You could get a count for a date with set analysis.
=count({<Created*={"=Created<=makedate(2016,1,12)"},Closed*={"=Closed>makedate(2016,1,12)"}>} distinct Order)
But you "can't" make set analysis sensitive to the dimensions of a chart. (You can work around it, but it's horribly complicated, and definitely not what you want here.)
You could make an island calendar disconnected from your data, then do a count(if()) comparing the dates similarly to the above but with a standard if(), which IS sensitive to your dimensions, but it would be slow to calculate on large data sets.

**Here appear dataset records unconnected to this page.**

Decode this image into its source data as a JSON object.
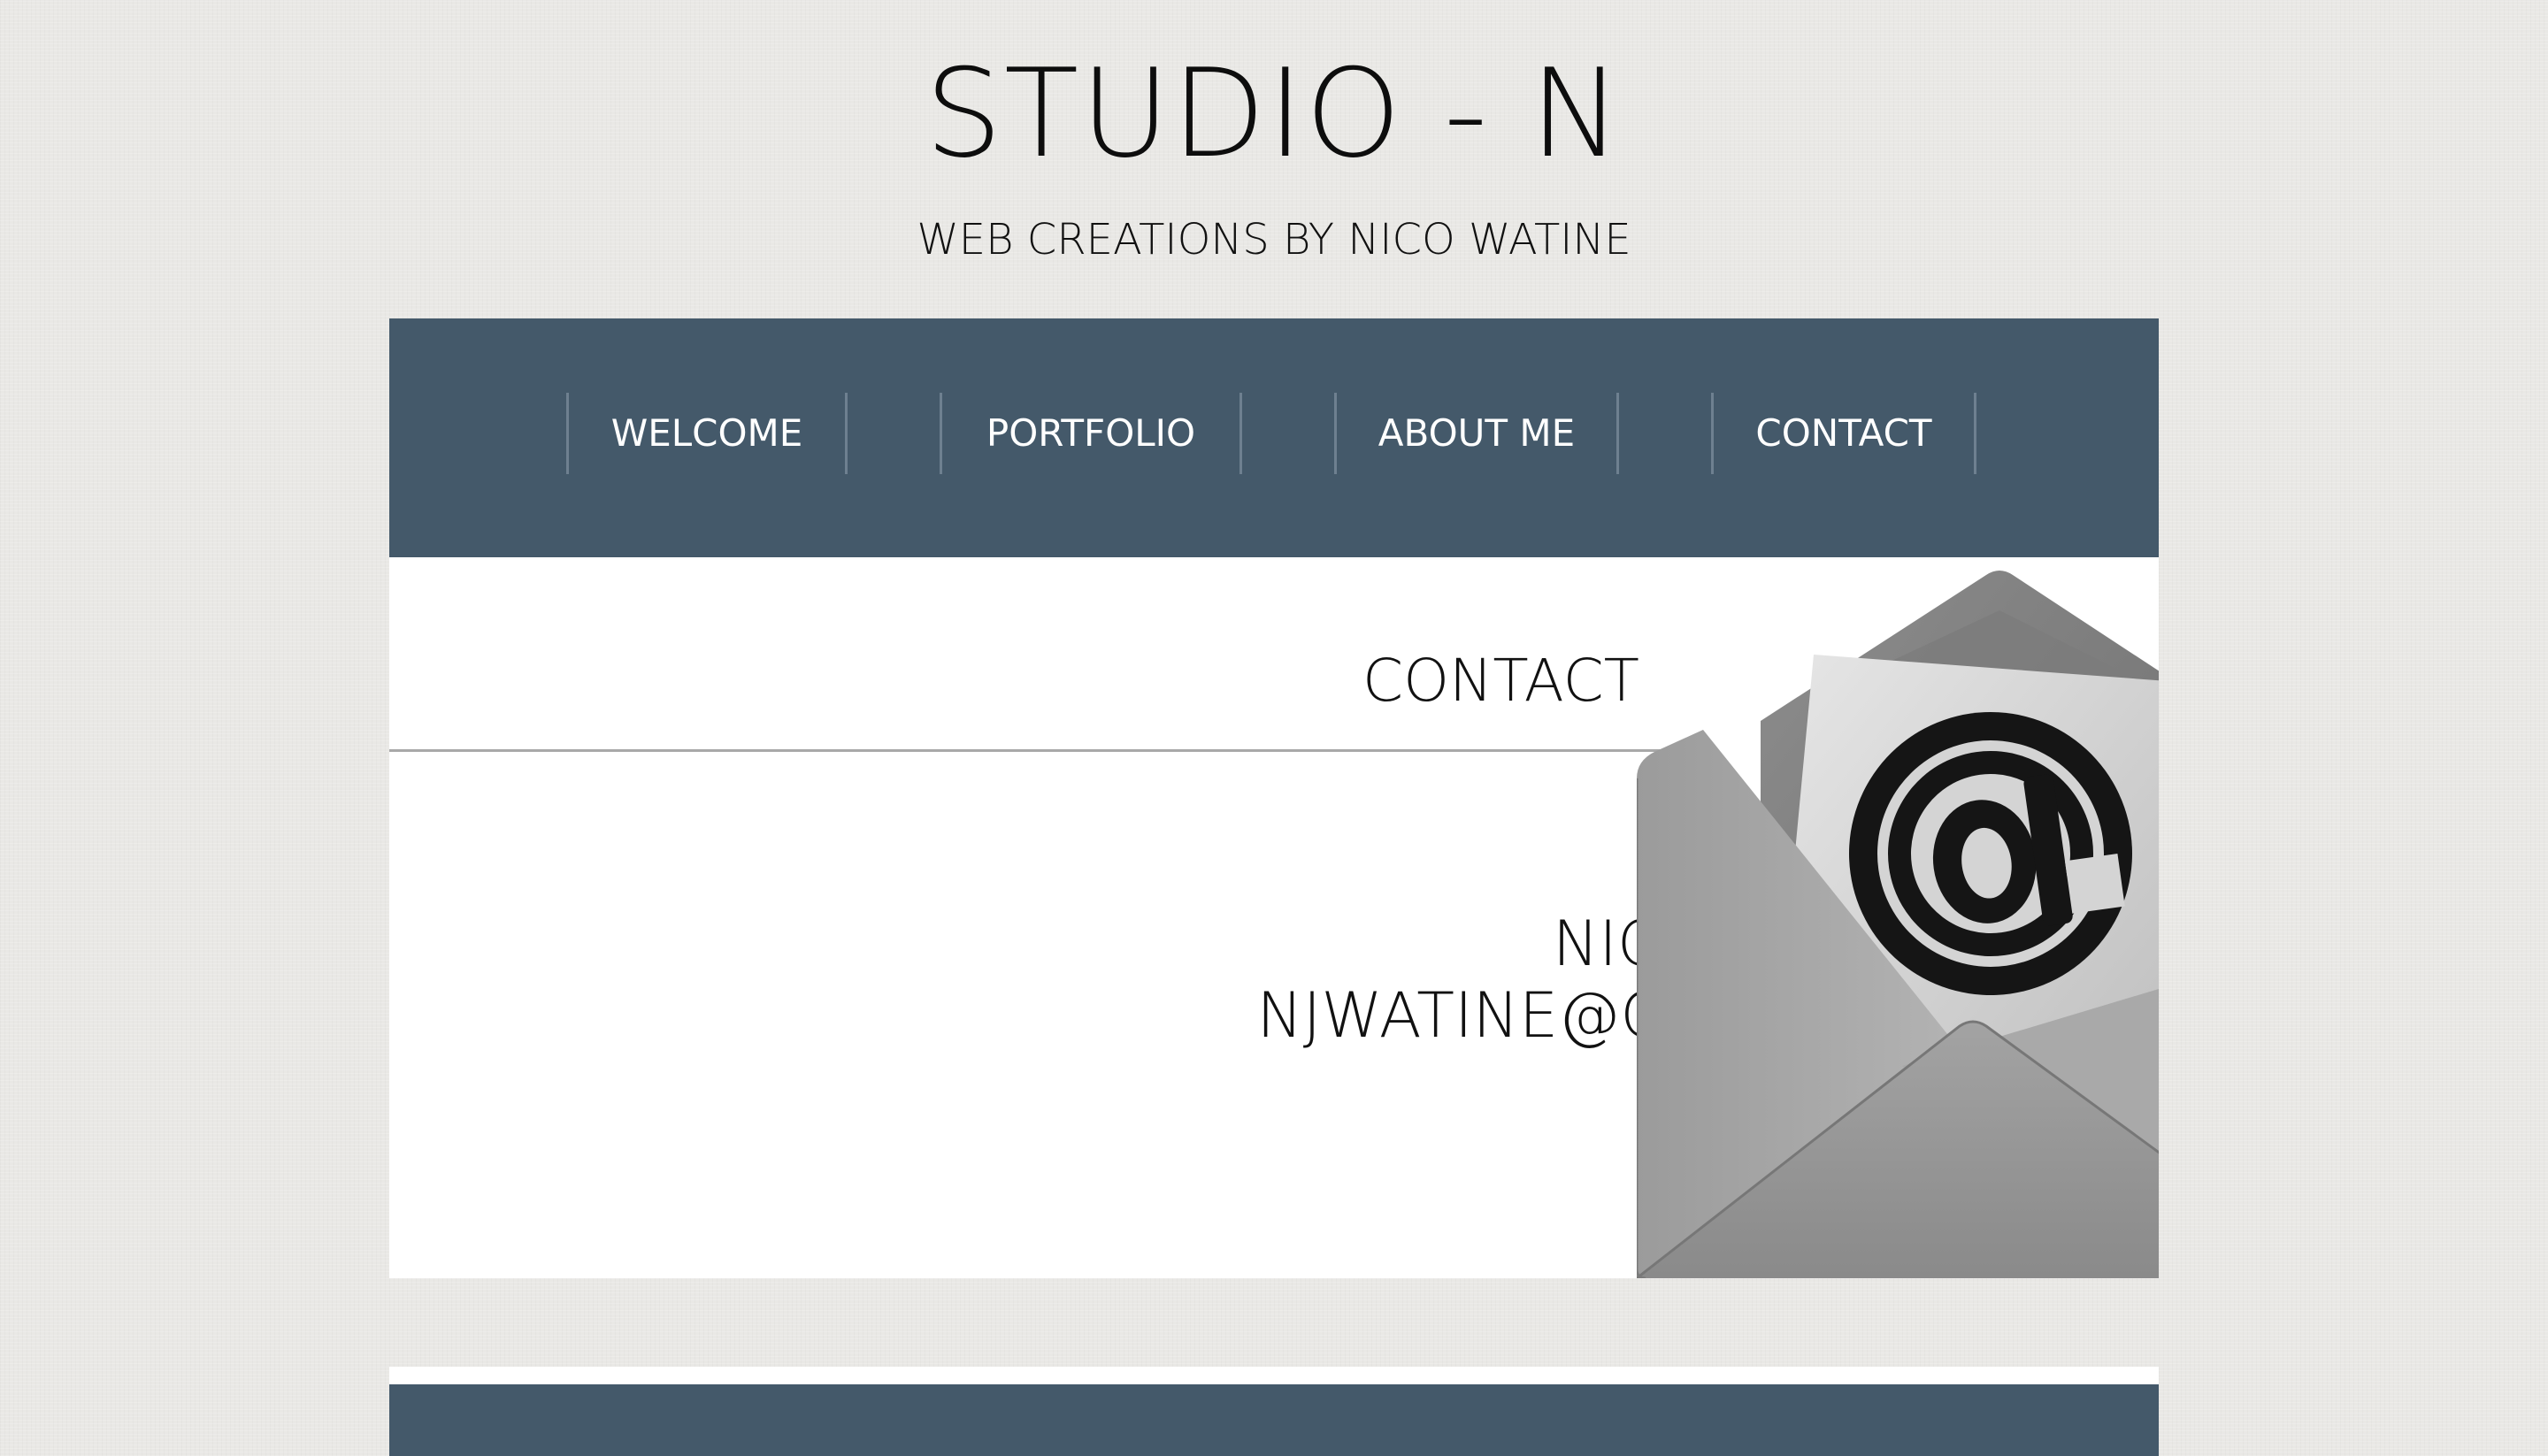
{
  "site": {
    "title": "STUDIO - N",
    "subtitle": "WEB CREATIONS BY NICO WATINE"
  },
  "nav": {
    "items": [
      {
        "label": "WELCOME"
      },
      {
        "label": "PORTFOLIO"
      },
      {
        "label": "ABOUT ME"
      },
      {
        "label": "CONTACT"
      }
    ]
  },
  "contact": {
    "heading": "CONTACT",
    "name": "NICO WATINE",
    "email": "NJWATINE@GMAIL.COM",
    "image_icon": "email-envelope-at-icon"
  },
  "colors": {
    "nav_background": "#44596a",
    "page_background": "#e9e8e5",
    "panel_background": "#ffffff",
    "text": "#111111",
    "nav_text": "#ffffff"
  }
}
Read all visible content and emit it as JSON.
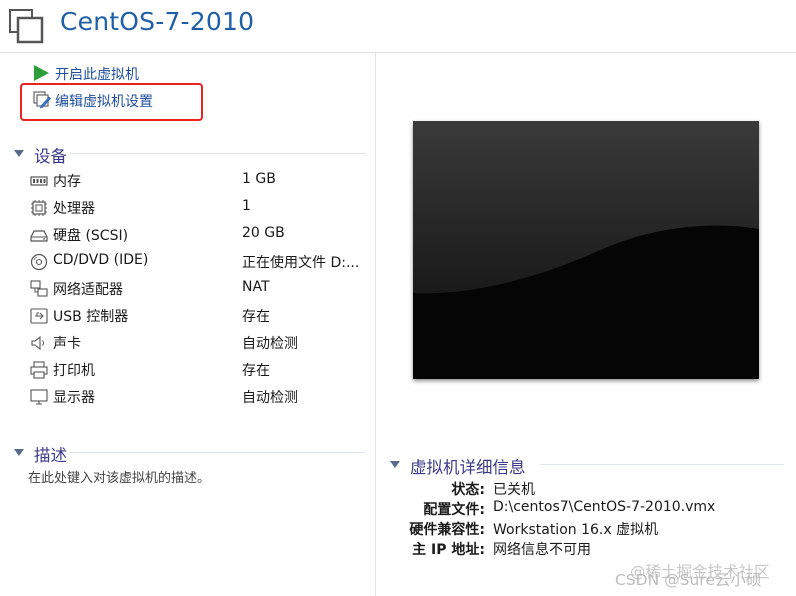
{
  "header": {
    "title": "CentOS-7-2010",
    "icon": "vm-window-icon"
  },
  "commands": [
    {
      "label": "开启此虚拟机",
      "icon": "play-icon"
    },
    {
      "label": "编辑虚拟机设置",
      "icon": "edit-settings-icon"
    }
  ],
  "devices": {
    "title": "设备",
    "items": [
      {
        "name": "内存",
        "value": "1 GB",
        "icon": "memory-icon"
      },
      {
        "name": "处理器",
        "value": "1",
        "icon": "processor-icon"
      },
      {
        "name": "硬盘 (SCSI)",
        "value": "20 GB",
        "icon": "hard-disk-icon"
      },
      {
        "name": "CD/DVD (IDE)",
        "value": "正在使用文件 D:...",
        "icon": "cd-dvd-icon"
      },
      {
        "name": "网络适配器",
        "value": "NAT",
        "icon": "network-adapter-icon"
      },
      {
        "name": "USB 控制器",
        "value": "存在",
        "icon": "usb-icon"
      },
      {
        "name": "声卡",
        "value": "自动检测",
        "icon": "speaker-icon"
      },
      {
        "name": "打印机",
        "value": "存在",
        "icon": "printer-icon"
      },
      {
        "name": "显示器",
        "value": "自动检测",
        "icon": "monitor-icon"
      }
    ]
  },
  "description": {
    "title": "描述",
    "placeholder": "在此处键入对该虚拟机的描述。"
  },
  "details": {
    "title": "虚拟机详细信息",
    "rows": [
      {
        "key": "状态:",
        "value": "已关机"
      },
      {
        "key": "配置文件:",
        "value": "D:\\centos7\\CentOS-7-2010.vmx"
      },
      {
        "key": "硬件兼容性:",
        "value": "Workstation 16.x 虚拟机"
      },
      {
        "key": "主 IP 地址:",
        "value": "网络信息不可用"
      }
    ]
  },
  "watermark": {
    "line1": "@稀土掘金技术社区",
    "line2": "CSDN @Sure云小硕"
  },
  "colors": {
    "title": "#1f5fa8",
    "link": "#1f4e9c",
    "section": "#3b3a8a",
    "highlight": "#e8231d",
    "play": "#2e9e3a"
  }
}
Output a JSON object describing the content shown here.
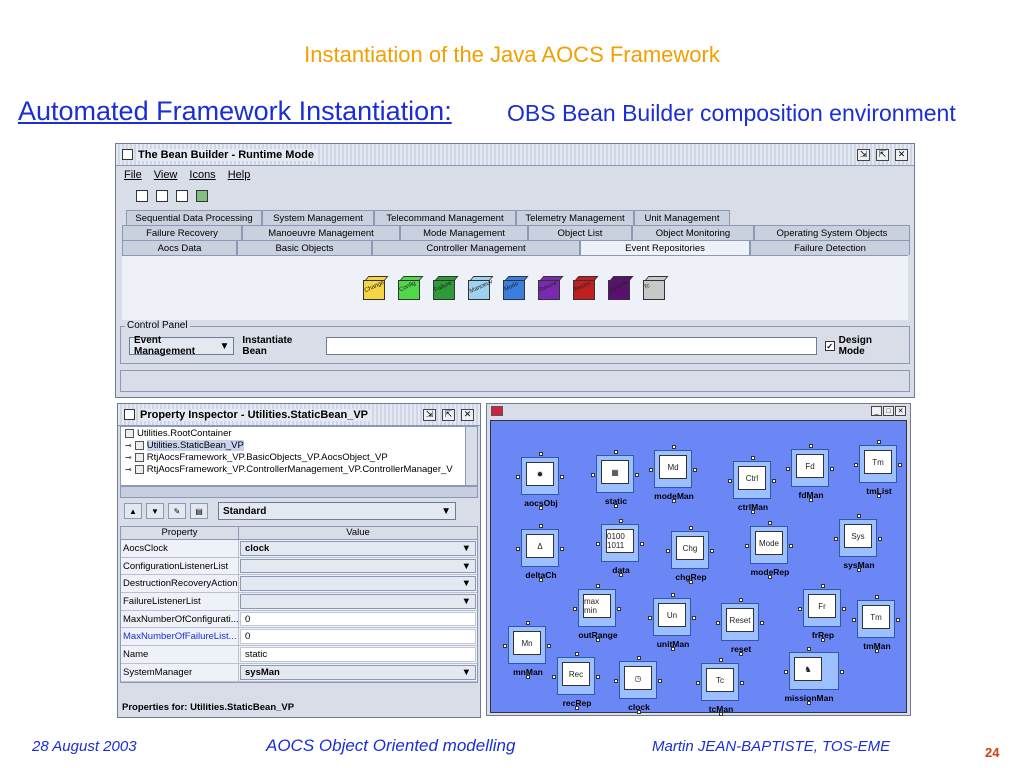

I think you're going to be best off with a data model solution of some sort.
Hi John - thanks for your time replying with assistance - I did actually figure it out using effectively a row per date per 'order', seems quite a nice solution as I can click on a date and see who was there on that date now.
I'm going to check out your AsOfDate solution though for a similar problem because that would probably be quite useful for cases where I just needed a number like a trend line etc
Glad you were able to handle it with the row per date per 'order'. That seems cleanest.